Blowing smoke, preferably hickory
The Capitol bureaucracy rains on a congressman’s attempt to heal with barbecue
Congress last week finally turned to something genuinely important, when Rep. Louie Gohmert of Texas blistered the Architect of the Capitol, the caretaker of the government’s buildings on Capitol Hill, for interfering with the preparation of his barbecued ribs.
Getting in the way of authentic barbecue is a crime for which there is no forgiveness. It’s a crime almost as heinous as serving fraudulent barbecue, of which there is, alas, no shortage.
Mr. Gohmert represents a district in East Texas which should give him an understanding of the real thing. When the wind is up and blowing from the east, hickory smoke from Arkansas and Louisiana sometimes reaches Longview, Gladewater and even Gun Barrel City. The deeper a hungry man travels into Texas, however, the greater the risk of ordering barbecue and getting smoked beef, which can be delicious but is not, strictly speaking, barbecue. Only the noble pig, after spending 24 to 36 hours in the smoke house, is the stuff of authentic barbecue.
Mr. Gohmert resumed his beef with the Capitol’s maintenance operation in a speech to the House about the misplaced priorities of federal agencies.
“About seven years ago,” he said, “the Architect of the Capitol, who works for the House and Senate, had decided that we all work for him, and started making demands. One of which was, I could not cook the ribs and share them with other members of Congress.” Putting a grill on the balcony of his office in the Rayburn House Office Building was deemed a fire hazard.
“I have enough of my late mother in me that I enjoy cooking and enjoy people enjoying what I cook,” he says. “It’s probably the only time here on Capitol Hill when I actually leave a good taste in people’s mouths.”
His ribs are popular with colleagues on both sides of the aisle. One Democratic colleague told him that she took some of the ribs home, looking forward to second helpings, and her husband, a vegetarian, ate them before she could. Others tell him they’re the best ribs they’ve ever had. Sometimes Mr. Gohmert uses the balcony of Rep.
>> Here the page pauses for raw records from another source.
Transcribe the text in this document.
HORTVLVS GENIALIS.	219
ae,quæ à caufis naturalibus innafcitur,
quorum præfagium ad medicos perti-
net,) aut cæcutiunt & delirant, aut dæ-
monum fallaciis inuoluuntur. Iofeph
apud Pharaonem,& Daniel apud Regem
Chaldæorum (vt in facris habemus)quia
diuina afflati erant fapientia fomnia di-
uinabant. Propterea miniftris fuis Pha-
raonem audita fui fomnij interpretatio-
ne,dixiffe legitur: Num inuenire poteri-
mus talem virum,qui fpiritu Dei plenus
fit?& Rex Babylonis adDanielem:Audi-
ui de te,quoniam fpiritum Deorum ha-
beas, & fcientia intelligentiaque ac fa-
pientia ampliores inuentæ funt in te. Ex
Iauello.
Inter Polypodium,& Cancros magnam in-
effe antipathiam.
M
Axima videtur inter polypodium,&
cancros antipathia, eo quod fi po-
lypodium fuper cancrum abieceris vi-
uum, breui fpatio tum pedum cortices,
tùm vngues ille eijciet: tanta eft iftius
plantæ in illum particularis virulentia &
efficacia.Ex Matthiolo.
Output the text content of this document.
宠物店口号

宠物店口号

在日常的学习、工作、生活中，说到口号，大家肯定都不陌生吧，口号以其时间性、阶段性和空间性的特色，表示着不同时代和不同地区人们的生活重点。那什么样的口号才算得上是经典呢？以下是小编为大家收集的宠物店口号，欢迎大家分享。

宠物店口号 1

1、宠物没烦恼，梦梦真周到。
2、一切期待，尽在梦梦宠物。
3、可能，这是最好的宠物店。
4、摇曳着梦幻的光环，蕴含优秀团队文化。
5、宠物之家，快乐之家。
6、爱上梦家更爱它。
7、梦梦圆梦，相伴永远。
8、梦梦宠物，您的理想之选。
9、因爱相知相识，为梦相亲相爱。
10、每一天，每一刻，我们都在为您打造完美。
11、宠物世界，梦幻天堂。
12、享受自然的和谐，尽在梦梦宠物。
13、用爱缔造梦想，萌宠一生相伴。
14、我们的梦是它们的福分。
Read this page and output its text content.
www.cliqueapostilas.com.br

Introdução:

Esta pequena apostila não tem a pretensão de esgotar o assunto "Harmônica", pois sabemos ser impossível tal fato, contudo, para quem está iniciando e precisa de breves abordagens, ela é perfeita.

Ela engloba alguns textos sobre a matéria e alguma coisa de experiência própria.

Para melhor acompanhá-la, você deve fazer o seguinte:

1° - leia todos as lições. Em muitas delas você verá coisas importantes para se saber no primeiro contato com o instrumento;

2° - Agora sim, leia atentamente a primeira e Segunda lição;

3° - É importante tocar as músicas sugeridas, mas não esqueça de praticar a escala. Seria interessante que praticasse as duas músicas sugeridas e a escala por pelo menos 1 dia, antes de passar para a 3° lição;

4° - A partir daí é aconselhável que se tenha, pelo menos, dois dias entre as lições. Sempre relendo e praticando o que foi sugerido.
Fred Upton of Michigan, which is larger and does not violate the Capitol’s barbecue code. But he doesn’t like putting him to inconvenience and he still has his beef with the Capitol maintenance police.
Anyone unfamiliar with barbecue — which is nearly everyone north of the Potomac, though the food of the gods can be discovered in unlikely places — is often surprised by the passion that barbecue stirs in the breasts of the mildest mannered of men. Debate can rage on the finest of fine points, such as whether the authentic goods can be found in a place advertising “Bar B-Q.”
Men have fought duels — hushpuppies thrown at 30 yards — over the relative merits of a Memphis sauce, red and tomato-based, against a Carolina sauce, yellow with mustard beginnings. Marriages have foundered on such arguments.
Pit masters in the South argue true barbecue can only be smoked with hickory, which gives off an aroma that is the authentic signature of a respectable pig. Texans argue that only mesquite logs are worthy of “cowboy style” beef ribs.
Barbecue joints cannot be fancy — paper towels in abundance to wipe the sauce away, never white tablecloths or napkins. A congressional office is about the limit of respectability. One such joint in the nation’s capital displayed on the wall this tribute from a satisfied customer: “Best barbecue I ever ate in a building that hadn’t already been condemned.”